We love having visitors in our Cellar Door from around the state, the country and the world. Each visitor has a different knowledge of wine, winemaking and viticulture. As such, we get some great questions from our visitors that allow us to provide insight into the influence that the environment and the vineyard can have on the finished product – our wines! We have picked some of the more frequently asked to share with you our thoughts.
Why does Elderton choose to use screwcap for most wines, rather than cork?
This can be quite an emotive issue and has been a discussion point for many wine writers, wine makers, and many a consumer.

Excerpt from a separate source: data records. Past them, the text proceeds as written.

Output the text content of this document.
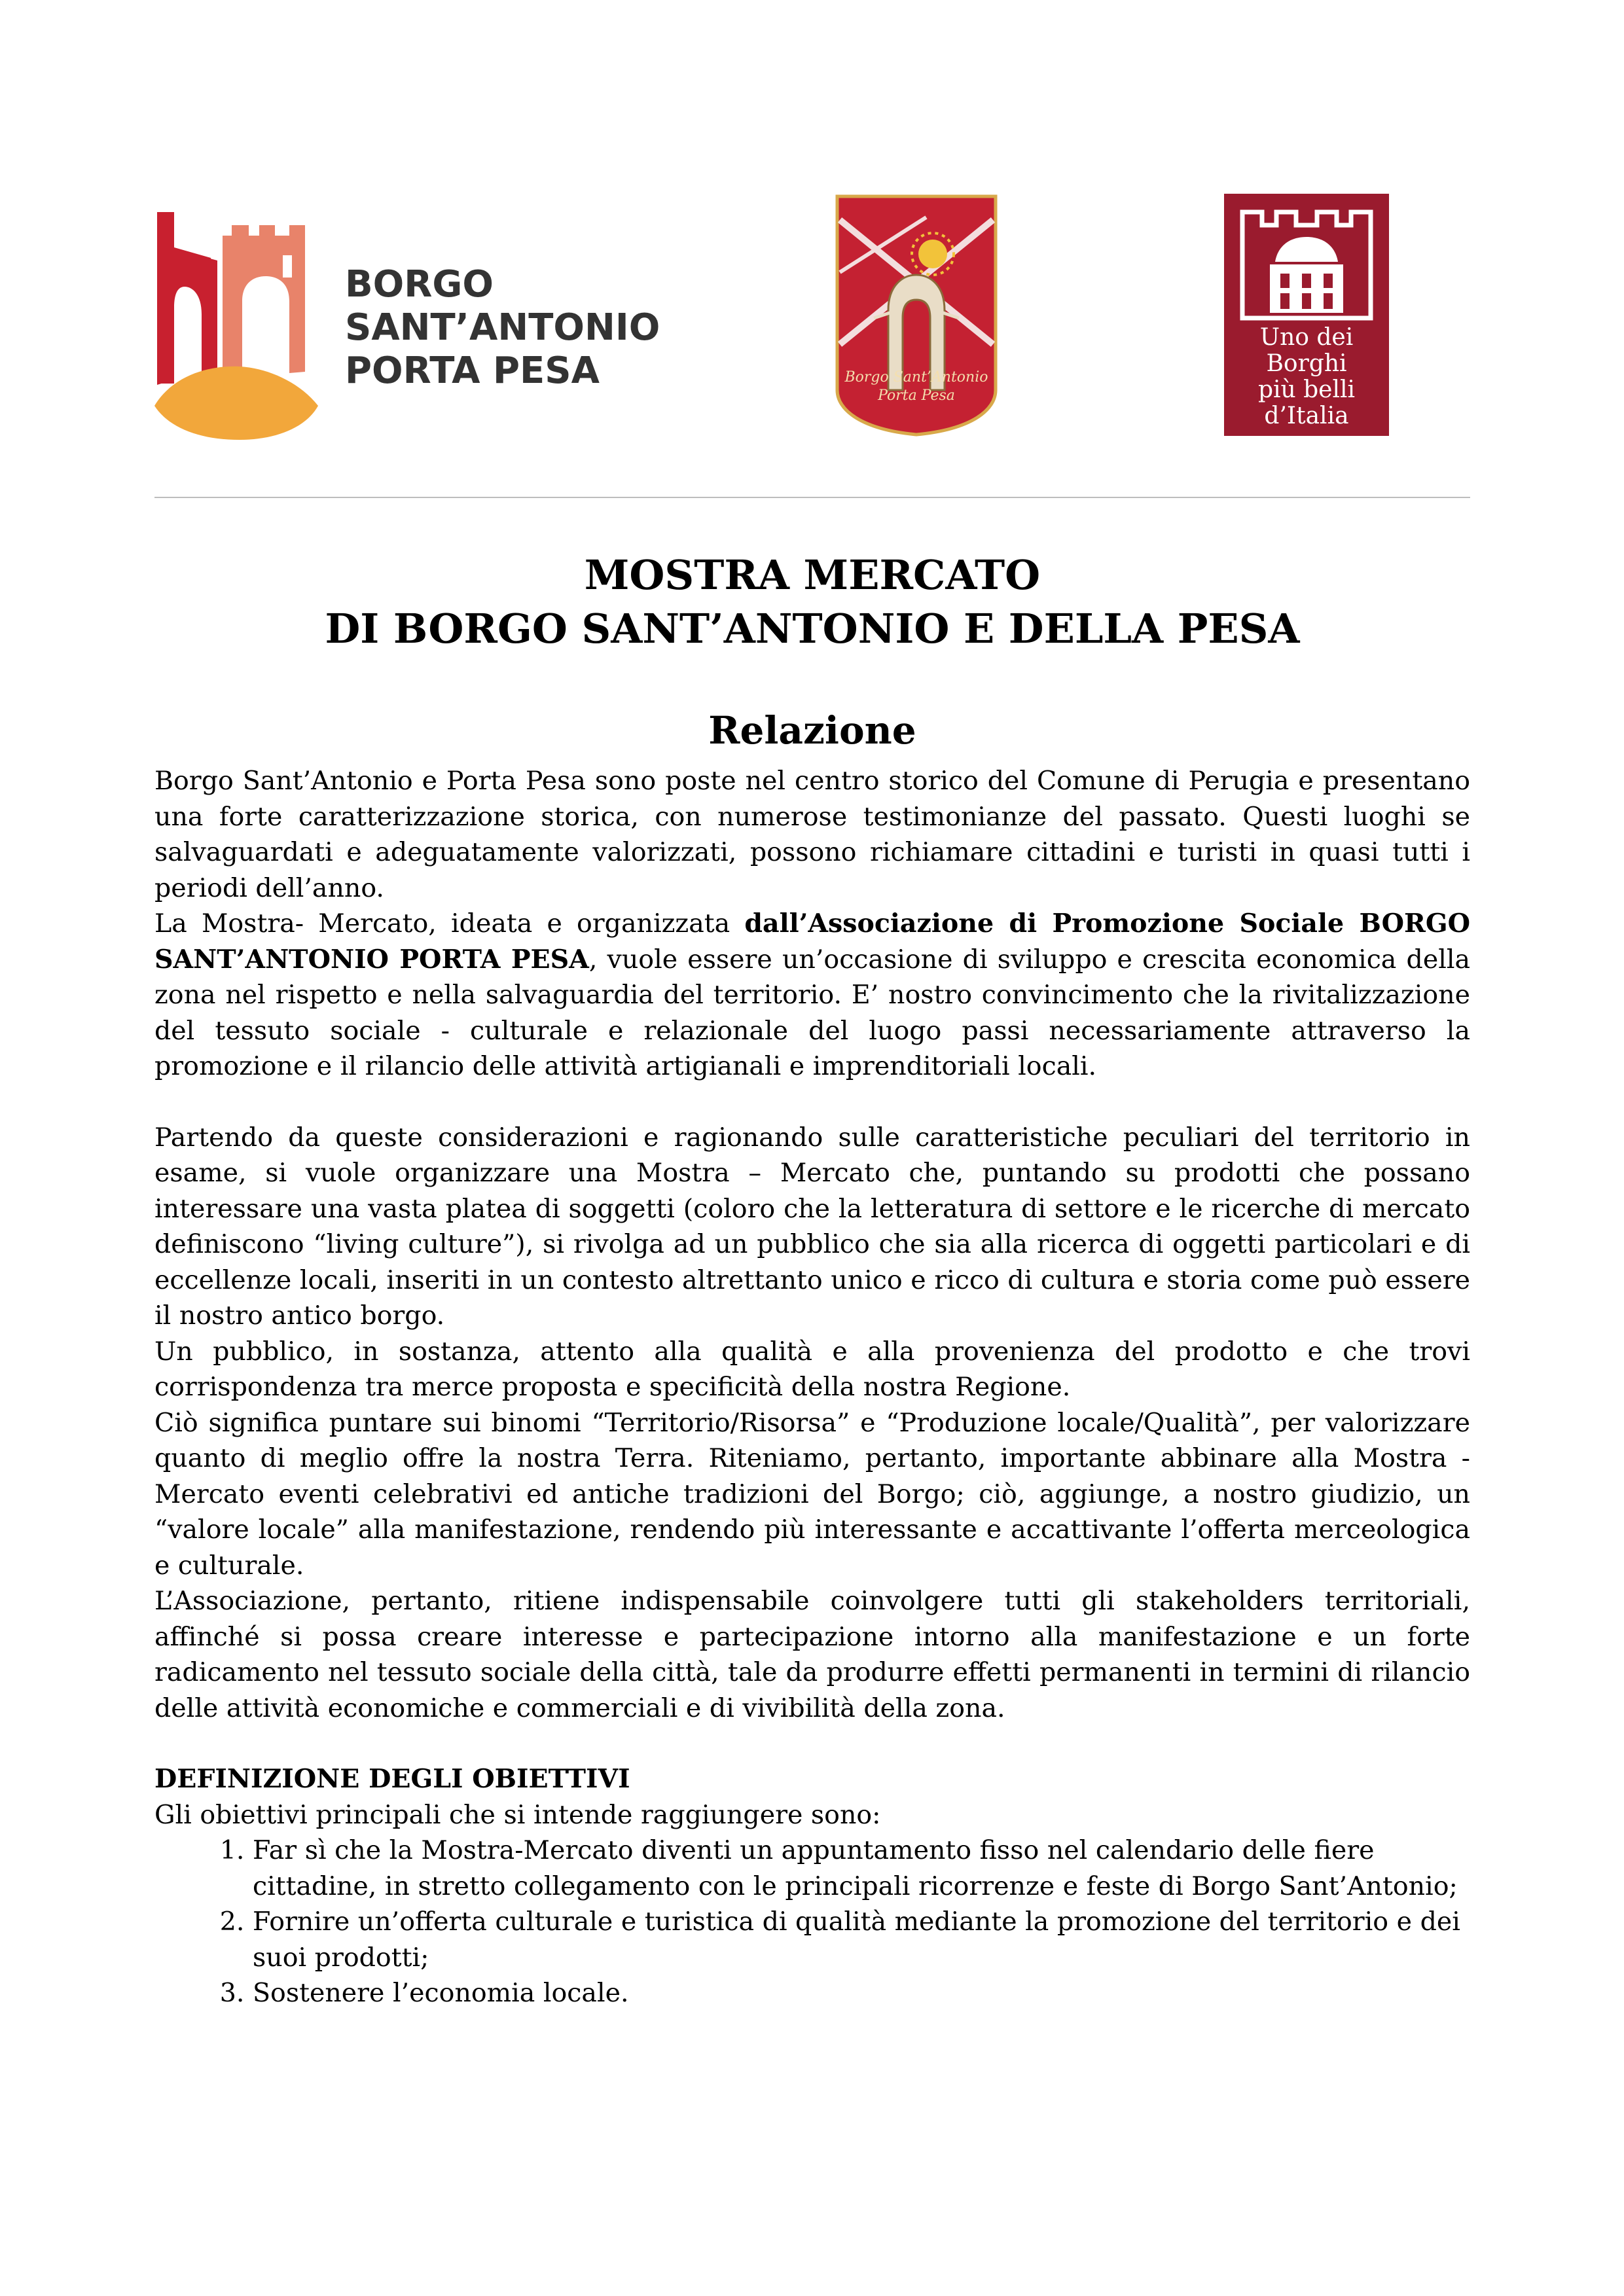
BORGO
SANT’ANTONIO
PORTA PESA	Borgo Sant’Antonio
Porta Pesa
Uno dei
Borghi
più belli
d’Italia
MOSTRA MERCATO
DI BORGO SANT’ANTONIO E DELLA PESA
Relazione

Borgo Sant’Antonio e Porta Pesa sono poste nel centro storico del Comune di Perugia e presentano una forte caratterizzazione storica, con numerose testimonianze del passato. Questi luoghi se salvaguardati e adeguatamente valorizzati, possono richiamare cittadini e turisti in quasi tutti i periodi dell’anno.

La Mostra- Mercato, ideata e organizzata dall’Associazione di Promozione Sociale BORGO SANT’ANTONIO PORTA PESA, vuole essere un’occasione di sviluppo e crescita economica della zona nel rispetto e nella salvaguardia del territorio. E’ nostro convincimento che la rivitalizzazione del tessuto sociale - culturale e relazionale del luogo passi necessariamente attraverso la promozione e il rilancio delle attività artigianali e imprenditoriali locali.

Partendo da queste considerazioni e ragionando sulle caratteristiche peculiari del territorio in esame, si vuole organizzare una Mostra – Mercato che, puntando su prodotti che possano interessare una vasta platea di soggetti (coloro che la letteratura di settore e le ricerche di mercato definiscono “living culture”), si rivolga ad un pubblico che sia alla ricerca di oggetti particolari e di eccellenze locali, inseriti in un contesto altrettanto unico e ricco di cultura e storia come può essere il nostro antico borgo.

Un pubblico, in sostanza, attento alla qualità e alla provenienza del prodotto e che trovi corrispondenza tra merce proposta e specificità della nostra Regione.

Ciò significa puntare sui binomi “Territorio/Risorsa” e “Produzione locale/Qualità”, per valorizzare quanto di meglio offre la nostra Terra. Riteniamo, pertanto, importante abbinare alla Mostra - Mercato eventi celebrativi ed antiche tradizioni del Borgo; ciò, aggiunge, a nostro giudizio, un “valore locale” alla manifestazione, rendendo più interessante e accattivante l’offerta merceologica e culturale.

L’Associazione, pertanto, ritiene indispensabile coinvolgere tutti gli stakeholders territoriali, affinché si possa creare interesse e partecipazione intorno alla manifestazione e un forte radicamento nel tessuto sociale della città, tale da produrre effetti permanenti in termini di rilancio delle attività economiche e commerciali e di vivibilità della zona.

DEFINIZIONE DEGLI OBIETTIVI

Gli obiettivi principali che si intende raggiungere sono:

1. Far sì che la Mostra-Mercato diventi un appuntamento fisso nel calendario delle fiere cittadine, in stretto collegamento con le principali ricorrenze e feste di Borgo Sant’Antonio;
2. Fornire un’offerta culturale e turistica di qualità mediante la promozione del territorio e dei suoi prodotti;
3. Sostenere l’economia locale.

Elderton first used Stelvin in 1999 on the Eden Valley Riesling, before Clare producers began their use of the closure. The first Command bottled under Stelvin was the 2001 vintage. And we continue to bottle nearly all of our wine under a screwcap closure. We choose screwcap for the majority of bottling for consistency.
In 2010 a 10-year Australian Wine Research Institute (AWRI) research project was finalised and proved that screw cap closures allow wines to mature whilst still retaining freshness and consistency from bottle to bottle.

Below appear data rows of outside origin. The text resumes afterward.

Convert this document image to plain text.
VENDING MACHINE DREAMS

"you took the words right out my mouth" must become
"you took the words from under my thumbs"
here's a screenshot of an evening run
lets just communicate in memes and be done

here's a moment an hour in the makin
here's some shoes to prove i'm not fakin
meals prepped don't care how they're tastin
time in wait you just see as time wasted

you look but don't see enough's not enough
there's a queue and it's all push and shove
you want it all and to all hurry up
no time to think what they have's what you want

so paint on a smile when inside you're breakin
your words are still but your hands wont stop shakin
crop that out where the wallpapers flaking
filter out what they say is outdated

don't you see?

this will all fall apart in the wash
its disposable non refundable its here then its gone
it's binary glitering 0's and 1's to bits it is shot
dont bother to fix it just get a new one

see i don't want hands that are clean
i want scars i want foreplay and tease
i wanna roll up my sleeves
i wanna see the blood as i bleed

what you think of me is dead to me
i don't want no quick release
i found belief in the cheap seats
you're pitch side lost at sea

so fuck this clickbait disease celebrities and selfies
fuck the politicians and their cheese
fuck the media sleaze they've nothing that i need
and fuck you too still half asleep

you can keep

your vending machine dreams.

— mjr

Thousands of bottles of a 1999 Semillon from the Clare Valley were sealed under 14 different styles of closure for the study, including natural and synthetic corks and one sample under screw cap. The study was carried out to determine the best performing cork. A screw cap, instead of a cork, topped the results.
Above: From the AWRI trial, 1999 Semillon 125 months after bottling under different closures, screw cap closure on the far left (first bottle)

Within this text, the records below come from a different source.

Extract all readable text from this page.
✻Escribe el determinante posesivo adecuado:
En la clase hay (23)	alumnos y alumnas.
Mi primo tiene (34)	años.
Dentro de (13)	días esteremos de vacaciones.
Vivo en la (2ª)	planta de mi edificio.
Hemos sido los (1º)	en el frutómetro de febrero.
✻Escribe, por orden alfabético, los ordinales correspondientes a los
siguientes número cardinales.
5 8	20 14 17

You can check out more progress photos here.
In December 2012, over a three day period, Richard, Cameron and Allister tasted and re-corked the older Hermitage/Shiraz and Command bottles from the museum (1982 – 1991 vintages). In January 2013 they did the same for the older Cabernet. The wines were processed in batches – by the dozen as per the wines’ storage in the museum.
The 1984 Hermitage bottles opened for tasting and recorking, and Allister tasting a batch
Allister’s notes from the final day of Shiraz tasting:
“It has been a full on 3 days of trying, tasting and adjudicating on the Shiraz from our museum of wines from the 80s to the very early 90s. Doing this has proved the saying ‘there is no such thing as a great old vintage, just simply great bottles’ beyond doubt. It has been both inspiring to see some great wines and equally heartbreaking to see wines that have been spoiled by faulty corks – with both TCA and oxidation being a major issue.
The other real points of interest are that the lower alcohol wines simply have not stood the test of time as well as the wines around the 14% mark. Equally, the old vine material (Command planted in 1894) is head and shoulders above the estate wines in all vintages.”